The Mad Russian shuffled his feet. “Do not be angry. It is for Bill Gates and cruise.”

“What?”

“Paliere and me, we stop shouting, we talk. I tell him why you are here, I tell him Valerie Cox cannot come. But I say now I, too, am leaving, because he insults my Kharnegie. Then he says he is director of summer cruise for Bill Gates, and if I help him now, I will come and do flowers for ship.” Boris gave a large and eloquent shurg. “Is big contract, my Kharnegie. And I like to cruise.”

I gaped in indignation. “Did you at least explain what you were doing in my shower?”

“Not exactly...” More shuffling, like a grizzly bear coming all over bashful.

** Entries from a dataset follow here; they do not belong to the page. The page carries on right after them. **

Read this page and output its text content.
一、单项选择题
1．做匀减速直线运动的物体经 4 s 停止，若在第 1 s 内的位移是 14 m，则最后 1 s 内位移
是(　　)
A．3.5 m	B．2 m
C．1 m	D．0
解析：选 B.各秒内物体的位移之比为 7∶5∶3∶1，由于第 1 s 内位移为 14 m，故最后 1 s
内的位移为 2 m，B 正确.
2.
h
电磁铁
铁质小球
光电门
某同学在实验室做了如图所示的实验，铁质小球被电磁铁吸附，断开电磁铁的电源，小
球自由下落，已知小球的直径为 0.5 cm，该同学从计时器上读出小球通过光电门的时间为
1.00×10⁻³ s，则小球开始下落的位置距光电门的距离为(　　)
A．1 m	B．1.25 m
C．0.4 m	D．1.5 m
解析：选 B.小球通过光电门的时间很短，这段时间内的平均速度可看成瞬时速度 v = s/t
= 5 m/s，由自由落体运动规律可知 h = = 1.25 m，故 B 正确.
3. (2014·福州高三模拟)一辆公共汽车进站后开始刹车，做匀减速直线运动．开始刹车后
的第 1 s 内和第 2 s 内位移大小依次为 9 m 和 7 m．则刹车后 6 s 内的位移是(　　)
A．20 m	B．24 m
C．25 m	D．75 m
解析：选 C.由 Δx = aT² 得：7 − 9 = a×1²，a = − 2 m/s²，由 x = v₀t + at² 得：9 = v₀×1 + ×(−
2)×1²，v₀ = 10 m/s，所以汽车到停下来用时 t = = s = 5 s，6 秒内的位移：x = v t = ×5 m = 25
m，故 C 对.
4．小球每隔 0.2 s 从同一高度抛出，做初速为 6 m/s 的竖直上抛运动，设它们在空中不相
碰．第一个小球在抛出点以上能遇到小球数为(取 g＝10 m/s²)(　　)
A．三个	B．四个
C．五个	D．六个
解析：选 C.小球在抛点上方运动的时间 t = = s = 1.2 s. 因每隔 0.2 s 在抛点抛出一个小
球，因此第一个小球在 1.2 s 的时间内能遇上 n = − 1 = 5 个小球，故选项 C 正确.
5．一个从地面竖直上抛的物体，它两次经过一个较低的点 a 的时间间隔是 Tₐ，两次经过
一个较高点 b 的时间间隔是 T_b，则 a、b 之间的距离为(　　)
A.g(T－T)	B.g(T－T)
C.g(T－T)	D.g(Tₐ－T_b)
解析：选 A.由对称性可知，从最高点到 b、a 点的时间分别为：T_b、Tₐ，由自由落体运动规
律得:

So
that’s
what the men-about-Paris were smirking over.

“Oh, never mind.” Beau’s misapprehensions about my love life were the least of my worries. “Go eat your damn dinner.”

The suite felt almost homey by now. I changed from the red dress into shorts, spread out my paperwork on the conference table, and labored away at my temporary office for the next few hours. At first I checked the clock every few minutes, impatient for Dr. Nothstine’s call. But it was so long in coming, and I was so deep in wedding details, that when the phone finally rang it startled me.

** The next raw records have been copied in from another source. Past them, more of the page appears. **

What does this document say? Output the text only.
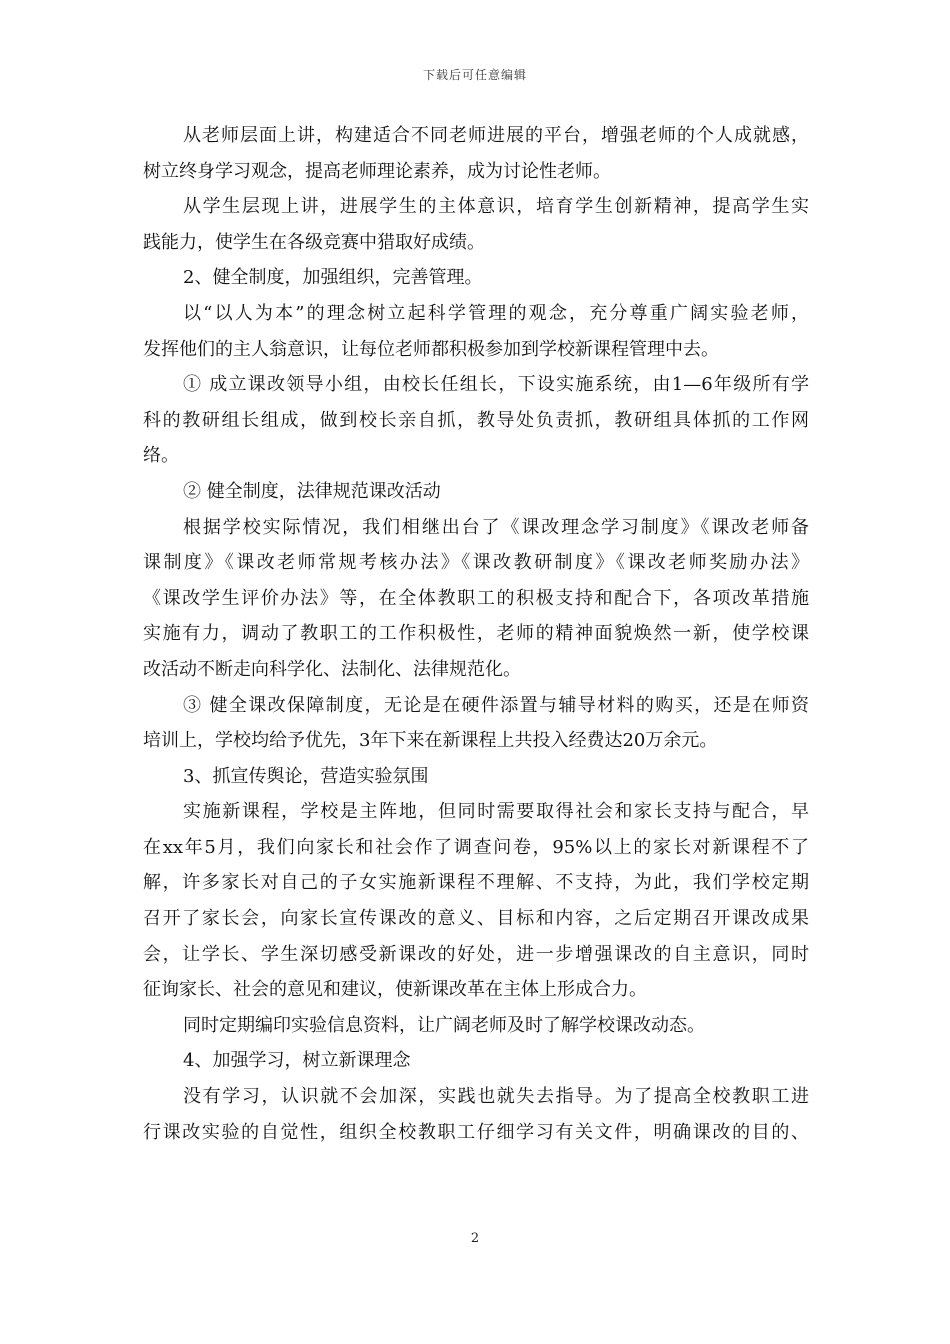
下载后可任意编辑
从老师层面上讲，构建适合不同老师进展的平台，增强老师的个人成就感，
树立终身学习观念，提高老师理论素养，成为讨论性老师。
从学生层现上讲，进展学生的主体意识，培育学生创新精神，提高学生实
践能力，使学生在各级竞赛中猎取好成绩。
2、健全制度，加强组织，完善管理。
以“以人为本”的理念树立起科学管理的观念，充分尊重广阔实验老师，
发挥他们的主人翁意识，让每位老师都积极参加到学校新课程管理中去。
① 成立课改领导小组，由校长任组长，下设实施系统，由1—6年级所有学
科的教研组长组成，做到校长亲自抓，教导处负责抓，教研组具体抓的工作网
络。
② 健全制度，法律规范课改活动
根据学校实际情况，我们相继出台了《课改理念学习制度》《课改老师备
课制度》《课改老师常规考核办法》《课改教研制度》《课改老师奖励办法》
《课改学生评价办法》等，在全体教职工的积极支持和配合下，各项改革措施
实施有力，调动了教职工的工作积极性，老师的精神面貌焕然一新，使学校课
改活动不断走向科学化、法制化、法律规范化。
③ 健全课改保障制度，无论是在硬件添置与辅导材料的购买，还是在师资
培训上，学校均给予优先，3年下来在新课程上共投入经费达20万余元。
3、抓宣传舆论，营造实验氛围
实施新课程，学校是主阵地，但同时需要取得社会和家长支持与配合，早
在xx年5月，我们向家长和社会作了调查问卷，95%以上的家长对新课程不了
解，许多家长对自己的子女实施新课程不理解、不支持，为此，我们学校定期
召开了家长会，向家长宣传课改的意义、目标和内容，之后定期召开课改成果
会，让学长、学生深切感受新课改的好处，进一步增强课改的自主意识，同时
征询家长、社会的意见和建议，使新课改革在主体上形成合力。
同时定期编印实验信息资料，让广阔老师及时了解学校课改动态。
4、加强学习，树立新课理念
没有学习，认识就不会加深，实践也就失去指导。为了提高全校教职工进
行课改实验的自觉性，组织全校教职工仔细学习有关文件，明确课改的目的、
2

“Did the BLM people listen?” I asked her. “Are they going to investigate?”

“They did not, and they will not.” Julie Nothstine sounded tired and old. “The official finding still stands. Brian Thiel died as the result of an accident during his letdown.”

“But what about the security guard?” I protested.

“Unrelated. They suggested that I take the matter to the police.”

“And did you?”

“I did indeed.” The familiar acerbic bite returned to her voice. “A dreadful person named Larabee. Quite obtuse. I had to raise my voice to him, which I dislike doing, and he still failed to understand. In the end he called me a hysterical woman and had me escorted from the building. I shall file a complaint, of course.”

I grimaced, thinking,
I should have gone with her after all.
But I didn’t say it aloud. Too patronizing, and maybe not even true. Would Larabee have taken me any more seriously? I could just hear him asking that if I really thought my cousin was murdered by a smoke jumper, why on God’s green earth had I gone wandering around the base after dark? And I wouldn’t have had much of an answer.

“I’m so sorry,” I said lamely. “What should we do now?”

“I intend to return to the smoke-jumper base tomorrow and try again,” said Dr. Nothstine. Her voice was dwindling. “For the moment, however, I plan to lie down and rest. I find the heat rather fatiguing.”